Shirt, £29.50, marksandspencer.com; trousers, £139, karenmillen.com; shoes, £24.99, hm.com
That is the problem with these intervention measures: I compare them to small renovations in the house. Once you paint the baseboard, the walls look scruffy: then the carpet, then the curtains, then the furniture, until you find yourself in a situation where you’ve trashed your entire house and can’t live in it anymore. further.
However, with a fitted dress, the silhouette it gave me was much more flattering. Again, it would be better with a padded push-up bra, which could give you hourglass curves without making you look like you have a heavy butt. Being effective control pants, they also do a good job of holding in the stomach and pinching the waist.
Would anyone else notice? I wondered. My husband, not known for his powers of observation, was invited into the marital fly trap when I asked him if he noticed anything different about me. ‘New jeans?’ He ventured nervously before I told him that he actually had a new butt. ‘But what’s wrong with your old ass?’ he asked…he is well trained.

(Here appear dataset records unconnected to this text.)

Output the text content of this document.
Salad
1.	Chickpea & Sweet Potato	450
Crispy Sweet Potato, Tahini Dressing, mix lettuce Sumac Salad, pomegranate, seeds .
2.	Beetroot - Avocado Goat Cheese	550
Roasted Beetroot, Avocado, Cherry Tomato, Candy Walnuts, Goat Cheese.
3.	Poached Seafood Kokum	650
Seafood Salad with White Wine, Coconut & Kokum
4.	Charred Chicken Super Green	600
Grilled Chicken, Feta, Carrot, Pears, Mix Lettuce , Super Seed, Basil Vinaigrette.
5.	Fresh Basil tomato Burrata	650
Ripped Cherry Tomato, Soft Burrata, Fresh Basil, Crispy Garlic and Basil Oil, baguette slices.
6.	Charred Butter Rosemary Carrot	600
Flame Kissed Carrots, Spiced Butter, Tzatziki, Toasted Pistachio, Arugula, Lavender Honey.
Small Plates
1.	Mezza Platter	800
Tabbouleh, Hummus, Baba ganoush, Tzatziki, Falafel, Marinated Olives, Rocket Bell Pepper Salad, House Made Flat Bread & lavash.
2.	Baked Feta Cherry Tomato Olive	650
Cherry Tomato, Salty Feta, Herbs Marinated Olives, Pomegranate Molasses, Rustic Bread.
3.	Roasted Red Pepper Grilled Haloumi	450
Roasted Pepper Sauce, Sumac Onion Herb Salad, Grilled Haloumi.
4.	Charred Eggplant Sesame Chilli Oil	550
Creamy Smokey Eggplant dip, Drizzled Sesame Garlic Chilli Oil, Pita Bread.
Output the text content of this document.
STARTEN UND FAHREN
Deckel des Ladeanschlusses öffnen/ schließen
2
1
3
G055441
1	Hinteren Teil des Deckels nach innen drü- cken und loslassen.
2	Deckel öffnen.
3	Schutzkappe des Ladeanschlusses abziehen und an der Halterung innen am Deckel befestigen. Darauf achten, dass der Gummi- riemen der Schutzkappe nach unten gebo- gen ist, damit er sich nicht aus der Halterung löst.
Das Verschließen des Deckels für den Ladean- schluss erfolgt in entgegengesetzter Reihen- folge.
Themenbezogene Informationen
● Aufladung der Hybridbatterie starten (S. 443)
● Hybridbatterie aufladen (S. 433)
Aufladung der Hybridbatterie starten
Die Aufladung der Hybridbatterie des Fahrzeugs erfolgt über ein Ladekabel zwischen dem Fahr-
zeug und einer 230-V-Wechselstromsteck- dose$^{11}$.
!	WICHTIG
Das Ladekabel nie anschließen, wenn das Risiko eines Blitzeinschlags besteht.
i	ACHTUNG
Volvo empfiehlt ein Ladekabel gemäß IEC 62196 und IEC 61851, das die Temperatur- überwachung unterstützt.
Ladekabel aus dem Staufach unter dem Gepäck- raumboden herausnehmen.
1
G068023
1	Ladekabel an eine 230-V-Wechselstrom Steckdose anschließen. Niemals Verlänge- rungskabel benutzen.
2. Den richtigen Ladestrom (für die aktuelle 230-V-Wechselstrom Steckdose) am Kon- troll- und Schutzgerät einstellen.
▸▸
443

It’s a novel idea, and I imagine some women who have felt self-conscious about their lack of curves will welcome this new addition to their wardrobe. There’s something about the traditional, feminine hourglass shape that adds a touch of elegance to a simple, fitted dress. But for now, I think I’ll stick to the backside that nature and time gave me.
Unless, of course, I’m invited to a picnic this summer.